Q: If we know these things about creating reliability, and organizations are spending a lot of money on it, why do we still have so many catastrophes?
KR: A simple answer is that people don’t implement all the things we tell them they should implement. I get called in on a lot of accidents, and all I have to do is look at it and say, “There it goes again.”
Q: What’s the “it” there?
KR: Well, it’s a lot of things and the same things over and over. Take PG&E in the San Bruno explosion, for example, there’s a long list: they didn’t have a good understanding of where their pipes were or what condition the pipes were in. Within the company, there was a lack of coordination and thought given to this issue. Then, if you look a little bit broader, they had never thought about or coordinated with the California Highway Patrol. It was rush hour when the accident happened, and they couldn’t get the cops and firetrucks up there quickly.
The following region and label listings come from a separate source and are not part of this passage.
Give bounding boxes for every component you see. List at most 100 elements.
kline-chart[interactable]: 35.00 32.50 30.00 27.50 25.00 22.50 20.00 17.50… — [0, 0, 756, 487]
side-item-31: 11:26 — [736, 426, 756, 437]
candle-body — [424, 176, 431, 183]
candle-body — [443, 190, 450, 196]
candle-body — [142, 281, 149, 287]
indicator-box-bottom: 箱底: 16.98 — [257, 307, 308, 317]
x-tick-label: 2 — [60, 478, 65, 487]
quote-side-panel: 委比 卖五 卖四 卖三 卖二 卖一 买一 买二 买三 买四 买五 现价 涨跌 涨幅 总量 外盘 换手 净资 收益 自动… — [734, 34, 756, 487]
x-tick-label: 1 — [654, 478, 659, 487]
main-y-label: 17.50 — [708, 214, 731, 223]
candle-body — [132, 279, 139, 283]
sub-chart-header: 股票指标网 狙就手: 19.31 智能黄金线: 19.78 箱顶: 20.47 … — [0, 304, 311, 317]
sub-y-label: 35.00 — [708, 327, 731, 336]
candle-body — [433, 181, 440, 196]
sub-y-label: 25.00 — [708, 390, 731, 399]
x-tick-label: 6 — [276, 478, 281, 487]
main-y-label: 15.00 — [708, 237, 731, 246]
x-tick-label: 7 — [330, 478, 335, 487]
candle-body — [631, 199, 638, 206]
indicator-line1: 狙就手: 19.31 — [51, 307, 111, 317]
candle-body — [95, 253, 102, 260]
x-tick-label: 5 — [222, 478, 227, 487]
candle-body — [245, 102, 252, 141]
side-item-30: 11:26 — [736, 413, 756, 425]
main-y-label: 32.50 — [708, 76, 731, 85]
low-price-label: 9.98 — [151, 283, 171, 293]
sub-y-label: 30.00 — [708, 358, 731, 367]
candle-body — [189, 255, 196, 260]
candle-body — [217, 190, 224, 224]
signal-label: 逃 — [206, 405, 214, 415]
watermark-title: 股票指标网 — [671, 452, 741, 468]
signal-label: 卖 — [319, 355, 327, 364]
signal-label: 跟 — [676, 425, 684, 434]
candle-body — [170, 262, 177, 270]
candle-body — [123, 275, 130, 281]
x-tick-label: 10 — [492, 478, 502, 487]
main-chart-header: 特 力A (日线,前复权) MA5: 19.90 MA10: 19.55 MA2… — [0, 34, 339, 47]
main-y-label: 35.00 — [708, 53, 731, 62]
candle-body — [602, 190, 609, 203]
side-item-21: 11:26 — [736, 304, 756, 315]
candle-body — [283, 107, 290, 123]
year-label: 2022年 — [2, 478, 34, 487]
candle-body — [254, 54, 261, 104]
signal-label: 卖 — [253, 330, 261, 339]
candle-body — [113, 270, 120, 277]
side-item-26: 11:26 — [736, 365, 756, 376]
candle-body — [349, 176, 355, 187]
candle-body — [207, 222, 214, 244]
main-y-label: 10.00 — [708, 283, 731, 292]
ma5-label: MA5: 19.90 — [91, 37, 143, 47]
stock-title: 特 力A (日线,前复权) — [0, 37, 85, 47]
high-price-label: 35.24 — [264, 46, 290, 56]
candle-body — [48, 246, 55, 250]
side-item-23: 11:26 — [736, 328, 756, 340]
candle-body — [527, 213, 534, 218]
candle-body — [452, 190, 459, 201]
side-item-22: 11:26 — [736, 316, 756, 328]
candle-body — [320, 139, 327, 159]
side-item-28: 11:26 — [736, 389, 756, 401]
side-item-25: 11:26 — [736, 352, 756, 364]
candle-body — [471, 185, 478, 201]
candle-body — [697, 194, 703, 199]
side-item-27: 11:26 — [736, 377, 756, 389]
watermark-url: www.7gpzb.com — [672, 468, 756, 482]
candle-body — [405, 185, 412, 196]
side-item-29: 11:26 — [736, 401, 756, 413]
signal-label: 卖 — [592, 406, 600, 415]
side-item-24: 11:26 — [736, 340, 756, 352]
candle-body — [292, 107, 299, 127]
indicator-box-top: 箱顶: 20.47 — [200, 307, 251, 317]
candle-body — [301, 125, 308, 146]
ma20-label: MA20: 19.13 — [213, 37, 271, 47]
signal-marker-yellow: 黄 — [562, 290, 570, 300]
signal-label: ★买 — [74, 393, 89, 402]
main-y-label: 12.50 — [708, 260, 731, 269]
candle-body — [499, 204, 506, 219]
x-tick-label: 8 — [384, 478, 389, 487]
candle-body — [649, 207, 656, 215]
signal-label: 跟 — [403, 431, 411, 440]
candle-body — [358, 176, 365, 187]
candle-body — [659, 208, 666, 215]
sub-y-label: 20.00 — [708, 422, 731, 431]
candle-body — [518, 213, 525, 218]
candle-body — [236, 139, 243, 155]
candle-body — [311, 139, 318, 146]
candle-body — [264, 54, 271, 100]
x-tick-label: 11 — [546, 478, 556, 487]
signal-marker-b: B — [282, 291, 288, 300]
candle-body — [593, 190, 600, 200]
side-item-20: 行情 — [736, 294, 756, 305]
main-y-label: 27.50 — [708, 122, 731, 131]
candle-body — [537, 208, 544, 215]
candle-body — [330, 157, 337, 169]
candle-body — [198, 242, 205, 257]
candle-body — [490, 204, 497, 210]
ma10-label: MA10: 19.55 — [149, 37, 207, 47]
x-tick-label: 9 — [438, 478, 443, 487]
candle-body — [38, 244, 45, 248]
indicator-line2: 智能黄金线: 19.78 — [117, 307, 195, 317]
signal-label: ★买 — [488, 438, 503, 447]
RR: Another thing is the scale of operations and the technology are getting more and more complex. It’s quite possible that, like the Red Queen says in Through the Looking Glass, that to stay in the same place you need to keep running. The growth and scale in technology is outpacing organizations’ ability to adopt these practices.
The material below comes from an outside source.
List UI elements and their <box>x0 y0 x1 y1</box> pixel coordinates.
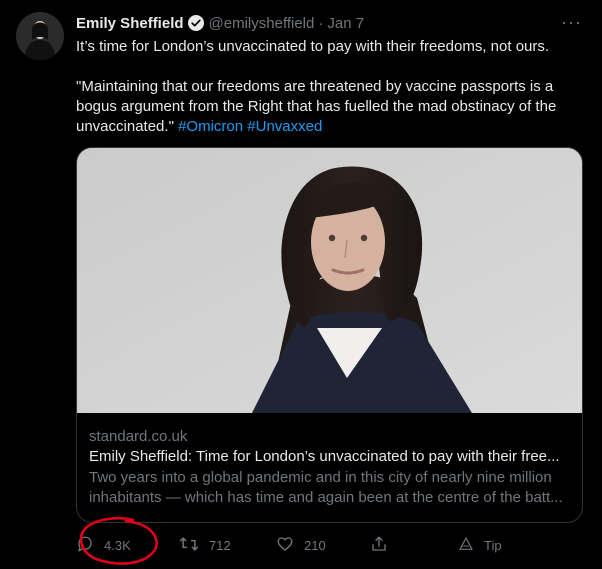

And one more important thing is a reality of life in corporate American today, where any efforts towards reliability happens in the context of escalating pressures for profits and speed. Even organizations that are aware of high-reliability principles might be subordinating reliability to profits and speed.
Increasing complexity
Q: Has technology made us safer?
KR: Yes and no.
RR: Exactly. Ultimately, we need a socio-technical system. The social and technical have to work in tandem.
KR: Very frequently they don’t. We have people right now looking at the Oroville Dam. The government report was written by engineers and no one else. But the problem on the face of that dam wasn’t just caused by engineers not taking into consideration weaknesses. The question is, why didn’t they take those things into consideration? I think it’s pretty clear that somehow the incentives weren’t there to do it. Now, they’re focusing on a large number of other dams where the problem may be the same. I’m glad I don’t live at the bottom of any of those dams.
RR: That’s true. I can think of several examples where technology has made things safer. One of the statistics I think doesn’t get as much respect as it should get is the decrease in car fatalities. There are certain models of cars, like Volvo, for example, where the fatalities are near zero for one or two-year periods. The problem is, even if technology is getting safer, that hasn’t stopped people from trying riskier and riskier things. As Karlene said, the challenge is ensuring that the social organization is keeping pace with the technological advances.
KR: It never does.
Beyond highly reliable organizations
Q: You said earlier you wouldn’t necessarily apply most of these principles to a regular organization that is not high risk. But can other organizations benefit from becoming more reliable?
RR: Earlier, Karlene started by talking about her former dean who told her that high reliability is really just good management. And I think that some of that is true, and some of the practices that HRO researchers brought to the surface are really practices or good communication, good coordination, situational awareness and responding to surprises. If you think about it in those general terms, you can see how those practices could enhance not just outcomes like reliability, but also outcomes such as innovation, speed, flexibility. There is some new research that is applying it in that way.
KR: I’d add a caveat that I don’t worry about this stuff in a mom-and-pop grocery store. Frustration or lack of communication is not likely to kill anybody there. We’re talking about organizations where reliability of outcome is really important. It’s an extraordinarily expensive thing for an organization to do, and you wouldn’t be able to put the money into it unless you were getting into very complex organizations.